I haven’t read Scheffer’s book, but Ignatieff’s review itself is instructive; I’m focusing my comments on the review itself.

Ignatieff rightly notes that “affirming belief that America is an exceptional nation has become a test of patriotism in American politics”.

He’s got a solid point there.

America is and has always been a unique phenomenon in world and human history. A nation that arose on a piece of large and remarkably endowed property that, compared to other countries, had sprung into the midst of the planet’s political affairs ‘fresh’, comparatively unencumbered by prior claims since it was, in a very real political sense, a ‘New World’.

The whole of this New World was the home of tribes of ‘natives’ who had gotten to the place long before the Europeans, who were themselves emerging from the awful forge of the millennium that followed the final fall of the Roman Empire. During that time, when the Europeans were enmeshed in myriad struggles among themselves and subjected (as late as 1683, less than a century before Lexington and Concord, the Ottomans were again before the gates of Vienna) to lethal and bloody power struggles among themselves and with other, still robust, civilizations (the aforesaid Ottomans).

But that millennium had not been one of simple ‘victimization’ for the West.
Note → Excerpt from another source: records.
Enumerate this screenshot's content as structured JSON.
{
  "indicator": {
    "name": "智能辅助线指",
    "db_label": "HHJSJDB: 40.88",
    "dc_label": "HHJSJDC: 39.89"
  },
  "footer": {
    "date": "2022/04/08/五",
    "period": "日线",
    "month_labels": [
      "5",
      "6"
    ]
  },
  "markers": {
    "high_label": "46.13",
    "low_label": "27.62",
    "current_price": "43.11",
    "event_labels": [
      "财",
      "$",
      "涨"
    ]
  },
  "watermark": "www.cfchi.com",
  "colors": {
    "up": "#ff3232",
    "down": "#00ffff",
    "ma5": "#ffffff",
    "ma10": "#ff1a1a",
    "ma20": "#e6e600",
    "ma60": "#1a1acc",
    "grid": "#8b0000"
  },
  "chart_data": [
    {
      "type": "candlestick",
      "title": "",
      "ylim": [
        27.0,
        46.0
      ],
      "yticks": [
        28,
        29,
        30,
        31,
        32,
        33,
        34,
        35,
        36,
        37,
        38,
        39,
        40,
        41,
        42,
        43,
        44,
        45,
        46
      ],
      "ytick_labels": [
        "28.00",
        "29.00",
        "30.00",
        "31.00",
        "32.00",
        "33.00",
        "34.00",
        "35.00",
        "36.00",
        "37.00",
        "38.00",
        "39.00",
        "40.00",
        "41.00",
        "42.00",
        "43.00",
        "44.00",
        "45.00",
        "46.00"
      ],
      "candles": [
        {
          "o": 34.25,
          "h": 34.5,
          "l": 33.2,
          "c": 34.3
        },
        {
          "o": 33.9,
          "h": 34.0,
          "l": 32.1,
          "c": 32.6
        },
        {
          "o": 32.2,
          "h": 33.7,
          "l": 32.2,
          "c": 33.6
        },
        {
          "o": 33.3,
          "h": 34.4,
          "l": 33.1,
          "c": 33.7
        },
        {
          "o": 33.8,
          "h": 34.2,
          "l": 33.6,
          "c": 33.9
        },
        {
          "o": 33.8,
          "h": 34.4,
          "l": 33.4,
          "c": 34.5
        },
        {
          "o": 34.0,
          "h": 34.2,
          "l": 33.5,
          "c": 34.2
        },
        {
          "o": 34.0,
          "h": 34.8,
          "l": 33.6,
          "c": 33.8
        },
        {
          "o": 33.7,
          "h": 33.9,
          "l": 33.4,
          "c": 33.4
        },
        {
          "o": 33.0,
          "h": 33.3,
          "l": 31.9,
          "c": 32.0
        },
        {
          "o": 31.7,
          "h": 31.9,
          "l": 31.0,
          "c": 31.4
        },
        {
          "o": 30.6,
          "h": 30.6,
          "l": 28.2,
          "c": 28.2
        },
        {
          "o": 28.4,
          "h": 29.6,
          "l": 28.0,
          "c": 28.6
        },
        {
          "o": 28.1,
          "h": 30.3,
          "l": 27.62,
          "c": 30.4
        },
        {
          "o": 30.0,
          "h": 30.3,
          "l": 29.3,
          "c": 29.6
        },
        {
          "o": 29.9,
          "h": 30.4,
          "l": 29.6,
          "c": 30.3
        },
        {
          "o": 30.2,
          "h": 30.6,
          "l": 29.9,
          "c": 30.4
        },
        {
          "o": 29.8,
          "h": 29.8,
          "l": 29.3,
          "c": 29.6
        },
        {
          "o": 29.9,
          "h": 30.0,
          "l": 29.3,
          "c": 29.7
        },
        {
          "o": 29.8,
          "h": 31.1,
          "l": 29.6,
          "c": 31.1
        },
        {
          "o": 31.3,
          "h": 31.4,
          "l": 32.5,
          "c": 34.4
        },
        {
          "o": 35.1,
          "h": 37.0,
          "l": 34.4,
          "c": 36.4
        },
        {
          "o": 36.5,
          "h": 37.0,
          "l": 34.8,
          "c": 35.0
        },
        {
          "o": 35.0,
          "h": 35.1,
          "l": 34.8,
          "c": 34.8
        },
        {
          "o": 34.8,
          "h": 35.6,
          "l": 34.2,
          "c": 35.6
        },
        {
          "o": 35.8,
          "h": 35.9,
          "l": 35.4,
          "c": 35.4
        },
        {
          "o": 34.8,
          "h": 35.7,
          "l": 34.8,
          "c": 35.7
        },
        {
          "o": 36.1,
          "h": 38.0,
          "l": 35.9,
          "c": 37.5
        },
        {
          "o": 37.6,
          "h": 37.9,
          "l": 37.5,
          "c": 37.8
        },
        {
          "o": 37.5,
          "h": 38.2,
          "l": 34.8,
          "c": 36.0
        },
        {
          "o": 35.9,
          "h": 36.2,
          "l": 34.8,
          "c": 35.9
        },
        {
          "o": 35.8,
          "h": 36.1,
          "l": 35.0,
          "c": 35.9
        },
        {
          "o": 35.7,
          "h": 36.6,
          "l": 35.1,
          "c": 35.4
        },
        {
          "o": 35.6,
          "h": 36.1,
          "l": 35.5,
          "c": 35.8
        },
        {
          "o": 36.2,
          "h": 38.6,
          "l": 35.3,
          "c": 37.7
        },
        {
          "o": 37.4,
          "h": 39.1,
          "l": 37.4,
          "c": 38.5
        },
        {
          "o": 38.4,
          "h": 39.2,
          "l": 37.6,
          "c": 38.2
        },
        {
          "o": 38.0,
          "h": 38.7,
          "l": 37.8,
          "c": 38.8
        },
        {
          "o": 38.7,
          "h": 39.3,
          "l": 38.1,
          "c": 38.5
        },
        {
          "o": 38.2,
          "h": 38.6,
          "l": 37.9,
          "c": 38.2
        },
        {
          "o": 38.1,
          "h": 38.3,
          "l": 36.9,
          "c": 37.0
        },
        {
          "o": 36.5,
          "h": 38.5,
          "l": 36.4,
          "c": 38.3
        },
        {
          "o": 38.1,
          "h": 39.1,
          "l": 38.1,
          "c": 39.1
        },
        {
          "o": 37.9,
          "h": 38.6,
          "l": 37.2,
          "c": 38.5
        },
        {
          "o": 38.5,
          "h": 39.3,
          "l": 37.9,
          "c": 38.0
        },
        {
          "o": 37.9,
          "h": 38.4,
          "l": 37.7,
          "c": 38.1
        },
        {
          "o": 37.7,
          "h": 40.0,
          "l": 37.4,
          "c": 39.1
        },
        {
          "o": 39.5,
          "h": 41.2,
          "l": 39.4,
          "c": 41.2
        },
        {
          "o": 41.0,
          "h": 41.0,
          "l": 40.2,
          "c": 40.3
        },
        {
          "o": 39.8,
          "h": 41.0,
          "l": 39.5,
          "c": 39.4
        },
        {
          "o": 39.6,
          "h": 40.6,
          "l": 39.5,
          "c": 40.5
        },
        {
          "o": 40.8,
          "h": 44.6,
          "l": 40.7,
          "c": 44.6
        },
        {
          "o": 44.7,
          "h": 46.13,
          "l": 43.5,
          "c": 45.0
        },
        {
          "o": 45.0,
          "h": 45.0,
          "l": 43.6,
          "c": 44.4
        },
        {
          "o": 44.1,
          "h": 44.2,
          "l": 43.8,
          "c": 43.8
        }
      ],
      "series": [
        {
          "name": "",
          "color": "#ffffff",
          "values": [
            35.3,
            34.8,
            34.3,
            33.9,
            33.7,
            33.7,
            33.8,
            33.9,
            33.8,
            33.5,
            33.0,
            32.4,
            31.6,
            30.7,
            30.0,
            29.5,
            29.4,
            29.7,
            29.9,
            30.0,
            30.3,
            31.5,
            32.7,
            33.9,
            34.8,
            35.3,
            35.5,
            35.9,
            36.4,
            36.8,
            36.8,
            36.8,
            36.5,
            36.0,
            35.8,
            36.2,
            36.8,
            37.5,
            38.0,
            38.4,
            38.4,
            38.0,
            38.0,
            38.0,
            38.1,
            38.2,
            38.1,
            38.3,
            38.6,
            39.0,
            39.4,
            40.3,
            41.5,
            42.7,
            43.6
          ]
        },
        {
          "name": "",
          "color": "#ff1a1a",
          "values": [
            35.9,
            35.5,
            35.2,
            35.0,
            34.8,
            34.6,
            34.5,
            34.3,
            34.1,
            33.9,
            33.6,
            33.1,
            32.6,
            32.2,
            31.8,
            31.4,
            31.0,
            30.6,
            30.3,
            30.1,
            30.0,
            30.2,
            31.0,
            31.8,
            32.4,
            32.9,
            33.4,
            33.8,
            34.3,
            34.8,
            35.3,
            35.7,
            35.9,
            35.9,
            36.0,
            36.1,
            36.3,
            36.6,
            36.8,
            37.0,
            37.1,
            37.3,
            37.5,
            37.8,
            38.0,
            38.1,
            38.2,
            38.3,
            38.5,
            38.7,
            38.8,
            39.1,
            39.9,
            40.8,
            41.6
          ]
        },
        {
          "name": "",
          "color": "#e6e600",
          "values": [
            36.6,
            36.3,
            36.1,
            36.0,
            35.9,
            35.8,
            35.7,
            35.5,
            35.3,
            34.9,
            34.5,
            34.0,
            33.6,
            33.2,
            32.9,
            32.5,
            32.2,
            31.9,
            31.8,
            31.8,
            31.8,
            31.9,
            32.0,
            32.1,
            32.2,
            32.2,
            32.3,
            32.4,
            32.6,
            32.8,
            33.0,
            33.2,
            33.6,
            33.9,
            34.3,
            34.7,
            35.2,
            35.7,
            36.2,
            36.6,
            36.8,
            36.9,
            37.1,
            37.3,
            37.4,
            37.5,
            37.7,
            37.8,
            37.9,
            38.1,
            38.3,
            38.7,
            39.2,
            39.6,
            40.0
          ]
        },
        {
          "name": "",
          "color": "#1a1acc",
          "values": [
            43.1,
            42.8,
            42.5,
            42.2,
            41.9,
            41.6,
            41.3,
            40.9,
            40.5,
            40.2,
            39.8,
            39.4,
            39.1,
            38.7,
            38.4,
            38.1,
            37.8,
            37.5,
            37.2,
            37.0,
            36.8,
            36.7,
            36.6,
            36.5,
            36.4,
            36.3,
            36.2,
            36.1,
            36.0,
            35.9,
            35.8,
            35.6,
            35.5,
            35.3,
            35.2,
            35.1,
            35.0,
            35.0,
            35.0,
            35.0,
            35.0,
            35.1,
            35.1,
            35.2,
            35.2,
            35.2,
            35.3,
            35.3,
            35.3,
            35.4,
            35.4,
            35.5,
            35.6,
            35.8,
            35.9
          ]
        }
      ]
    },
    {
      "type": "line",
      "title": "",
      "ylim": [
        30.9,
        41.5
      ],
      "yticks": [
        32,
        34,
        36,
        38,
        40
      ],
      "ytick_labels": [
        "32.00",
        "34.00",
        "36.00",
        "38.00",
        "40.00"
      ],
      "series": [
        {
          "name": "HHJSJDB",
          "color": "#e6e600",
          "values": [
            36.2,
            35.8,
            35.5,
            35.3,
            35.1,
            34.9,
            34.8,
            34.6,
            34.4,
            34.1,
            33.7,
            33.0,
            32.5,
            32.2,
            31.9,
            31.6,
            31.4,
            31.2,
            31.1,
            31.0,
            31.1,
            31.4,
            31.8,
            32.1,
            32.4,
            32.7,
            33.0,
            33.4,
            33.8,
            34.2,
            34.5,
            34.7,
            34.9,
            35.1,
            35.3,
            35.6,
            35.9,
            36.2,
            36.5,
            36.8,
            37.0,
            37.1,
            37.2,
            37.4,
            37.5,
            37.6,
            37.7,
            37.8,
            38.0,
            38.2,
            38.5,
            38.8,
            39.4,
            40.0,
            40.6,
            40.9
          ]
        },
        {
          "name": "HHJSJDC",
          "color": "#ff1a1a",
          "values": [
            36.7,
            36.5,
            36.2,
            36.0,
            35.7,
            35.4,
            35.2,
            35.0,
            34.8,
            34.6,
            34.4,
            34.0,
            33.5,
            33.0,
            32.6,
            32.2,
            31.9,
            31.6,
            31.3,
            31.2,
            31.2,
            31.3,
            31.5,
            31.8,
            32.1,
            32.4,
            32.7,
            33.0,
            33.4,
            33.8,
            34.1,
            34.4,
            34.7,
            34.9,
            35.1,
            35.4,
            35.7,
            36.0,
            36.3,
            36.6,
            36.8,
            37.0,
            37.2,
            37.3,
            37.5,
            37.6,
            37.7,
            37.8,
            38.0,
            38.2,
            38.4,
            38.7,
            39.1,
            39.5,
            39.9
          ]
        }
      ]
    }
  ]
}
Throughout the genuinely Dark Ages, Europe forged itself under the aegis of a Christendom that had managed to combine and re-combine the gifts and genius of various tribal and nascent evolving national identities and – later – monarchical polities; anchored in the perhaps under-appreciated (then, as well as now) synthesis of Greek and Roman insights into law and government combined with the Hebrew and Christian theological affirmations of the primacy of God’s reality in the affairs of humans who were simultaneously His creations, made in His Image and endowed with an immutable dignity as well as carrying an innate predilection to fail that Image.

In that regard, even the Protestant Reformation and the Scientific Revolution – which contributed mightily to the formal break-up of the Medieval synthesis of Christendom intellectually and politically – did not so much create anew from nothing, but rather continued to work variations on those great Themes, resulting in a stunning (and often confusing) profusion of thought as to how the various national cultures and polities might preserve the space and the freedom for humans to develop and sustain the deployment of their gifts.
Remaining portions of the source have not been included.